UMA RUA CHAMADA VALONGO


Uma descoberta reacende a discussão de como são mantidos os sítios arqueológicos e históricos no Brasil: a descoberta em março das ruínas do Cais do Valongo no Rio de Janeiro. Com a chegada dos jogos olímpicos de 2016 a cidade passa por uma reforma e a zona portuária é um dos locais que precisam ser embelezados para os nossos turistas. O achado arqueológico foi localizado entre uma praça, o morro da Providência, o Elevado da Perimetral e a Praça Mauá, sob a Av. Barão de Tefé.
O Cais do Valongo foi construído em 1758 com o único objetivo de receber os navios negreiros, suas atividades duraram até 07 de novembro 1831, pelo menos oficialmente, quando as leis para “inglês ver” proibiram as importações de escravos. Até 1758 a venda de escravos se fazia ao longo da Rua Direita, a mais antiga do Rio, mas devido ao estado de saúde dos africanos e o medo de contágio por doenças foi construído o Cais para que a “cidade européia” que vivia as expensas do trafico negreiros e do trabalho escravo não tivesse o seu dia a dia aviltado pela presença do negro, da violência e da “cidade quilombola”.
O Cais possuía uma rua com o mesmo nome era nessa rua em que se expunham os escravos para a venda. Maria Graham, em seu Diário de uma viagem ao Brasil testemunha que: “De ambos os lados estão armazéns de escravos novos, chamados aqui “peças”, e aqui desgraçadas criaturas ficam sujeitas a todas as misérias da vida de um negro novo, escassa dieta, exame brutal e açoite “(apud Lobo: 2008:137).
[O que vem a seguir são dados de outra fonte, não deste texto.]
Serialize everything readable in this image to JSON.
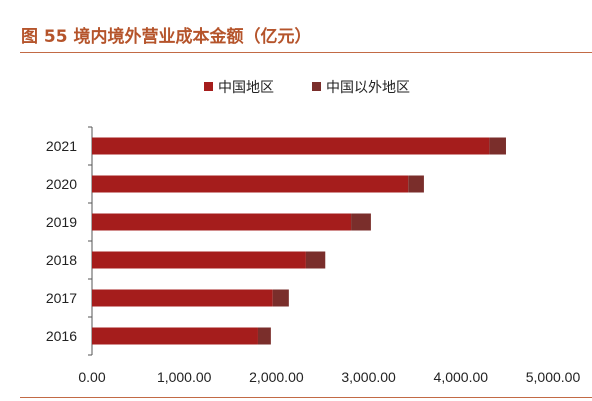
{
  "title": "图 55 境内境外营业成本金额（亿元）",
  "colors": {
    "domestic": "#a51d1c",
    "overseas": "#7a2e2b",
    "rule": "#c26a45",
    "title": "#b5542b"
  },
  "chart_data": {
    "type": "bar",
    "orientation": "horizontal",
    "stacked": true,
    "categories": [
      "2021",
      "2020",
      "2019",
      "2018",
      "2017",
      "2016"
    ],
    "series": [
      {
        "name": "中国地区",
        "values": [
          4310,
          3430,
          2810,
          2320,
          1960,
          1800
        ]
      },
      {
        "name": "中国以外地区",
        "values": [
          180,
          170,
          215,
          210,
          175,
          140
        ]
      }
    ],
    "xlim": [
      0,
      5000
    ],
    "xticks": [
      "0.00",
      "1,000.00",
      "2,000.00",
      "3,000.00",
      "4,000.00",
      "5,000.00"
    ],
    "legend": "top-center",
    "grid": false
  }
}
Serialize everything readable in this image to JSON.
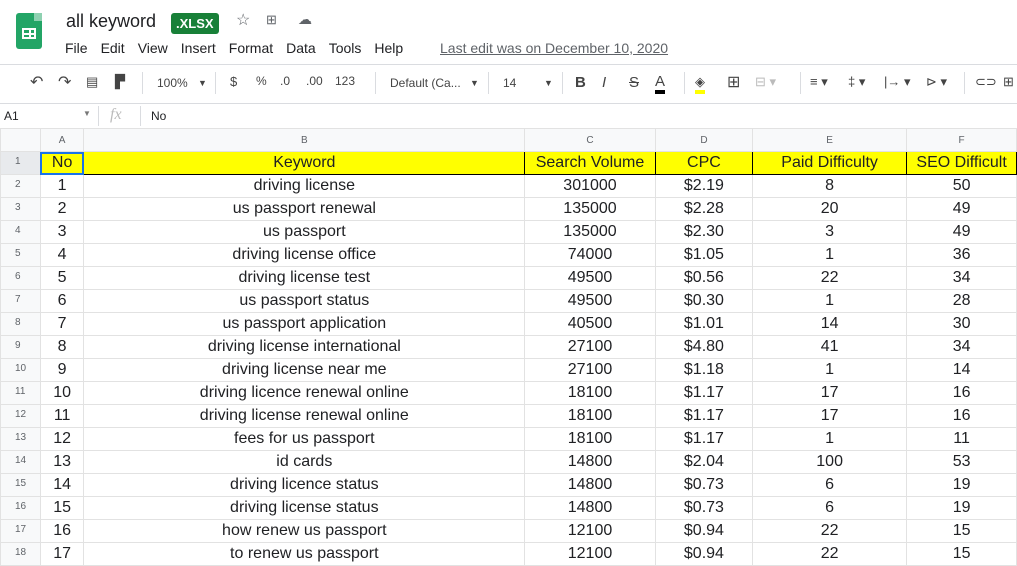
{
  "app": {
    "title": "all keyword",
    "badge": ".XLSX",
    "last_edit": "Last edit was on December 10, 2020"
  },
  "menu": [
    "File",
    "Edit",
    "View",
    "Insert",
    "Format",
    "Data",
    "Tools",
    "Help"
  ],
  "toolbar": {
    "zoom": "100%",
    "currency": "$",
    "percent": "%",
    "dec_less": ".0",
    "dec_more": ".00",
    "format": "123",
    "font": "Default (Ca...",
    "font_size": "14",
    "bold": "B",
    "italic": "I",
    "strike": "S",
    "text_color": "A",
    "fill_color": "#ffff00"
  },
  "formula": {
    "cell_ref": "A1",
    "fx": "fx",
    "value": "No"
  },
  "columns": [
    "A",
    "B",
    "C",
    "D",
    "E",
    "F"
  ],
  "headers": [
    "No",
    "Keyword",
    "Search Volume",
    "CPC",
    "Paid Difficulty",
    "SEO Difficult"
  ],
  "rows": [
    [
      "1",
      "driving license",
      "301000",
      "$2.19",
      "8",
      "50"
    ],
    [
      "2",
      "us passport renewal",
      "135000",
      "$2.28",
      "20",
      "49"
    ],
    [
      "3",
      "us passport",
      "135000",
      "$2.30",
      "3",
      "49"
    ],
    [
      "4",
      "driving license office",
      "74000",
      "$1.05",
      "1",
      "36"
    ],
    [
      "5",
      "driving license test",
      "49500",
      "$0.56",
      "22",
      "34"
    ],
    [
      "6",
      "us passport status",
      "49500",
      "$0.30",
      "1",
      "28"
    ],
    [
      "7",
      "us passport application",
      "40500",
      "$1.01",
      "14",
      "30"
    ],
    [
      "8",
      "driving license international",
      "27100",
      "$4.80",
      "41",
      "34"
    ],
    [
      "9",
      "driving license near me",
      "27100",
      "$1.18",
      "1",
      "14"
    ],
    [
      "10",
      "driving licence renewal online",
      "18100",
      "$1.17",
      "17",
      "16"
    ],
    [
      "11",
      "driving license renewal online",
      "18100",
      "$1.17",
      "17",
      "16"
    ],
    [
      "12",
      "fees for us passport",
      "18100",
      "$1.17",
      "1",
      "11"
    ],
    [
      "13",
      "id cards",
      "14800",
      "$2.04",
      "100",
      "53"
    ],
    [
      "14",
      "driving licence status",
      "14800",
      "$0.73",
      "6",
      "19"
    ],
    [
      "15",
      "driving license status",
      "14800",
      "$0.73",
      "6",
      "19"
    ],
    [
      "16",
      "how renew us passport",
      "12100",
      "$0.94",
      "22",
      "15"
    ],
    [
      "17",
      "to renew us passport",
      "12100",
      "$0.94",
      "22",
      "15"
    ]
  ]
}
Ao chegarem no Valongo eram contados e taxados na Alfândega, depois percorriam várias ruas até chegar as casinhas que se perfilavam ao longo do Cais. Os que não conseguiam pelo menos serem expostos no Cais, seguiam para a Santa Casa de Misericórdia, local onde eram enterrados mais de 700 por mês até 1830. O mercado no Cais é fechado em 1831, sendo que a Enseada de São Conrado e outras praias do Rio continuam recebendo escravos, sendo mais de vinte mil escravos por ano. (ENDERS: 2009:148-149).
Com a descoberta do Cais e inclusive com os vestígios encontrados da cultura africana e de afrodescendentes, incluindo cachimbos de cerâmicas, botões e  búzios abre-se mais um espaço para que se possa discutir a influência da cultura africana e a relevância do negro na cultura brasileira. Além de mostrar claramente como a escravidão africana em nosso país foi apagada construindo-se sobre ela o Cais da Imperatriz e depois ruas e praças, agora o passado volta a tona, como uma pintura sobre a outra precisamos redescobrir o Valongo, o maior  porto de escravos no mundo, não para relembrarmos o açoite mas para demonstrar a vitória daqueles que construíram com seu suor e sangue o nosso país.


Referências Bibliográficas:

ENDERS, A. A História do Rio de Janeiro. Rio de Janeiro: GRYFUS, 2009.
LOBO, L. F. Os infames da História: pobres, escravos e deficientes no Brasil. Rio de Janeiro: Lamparina, 2008.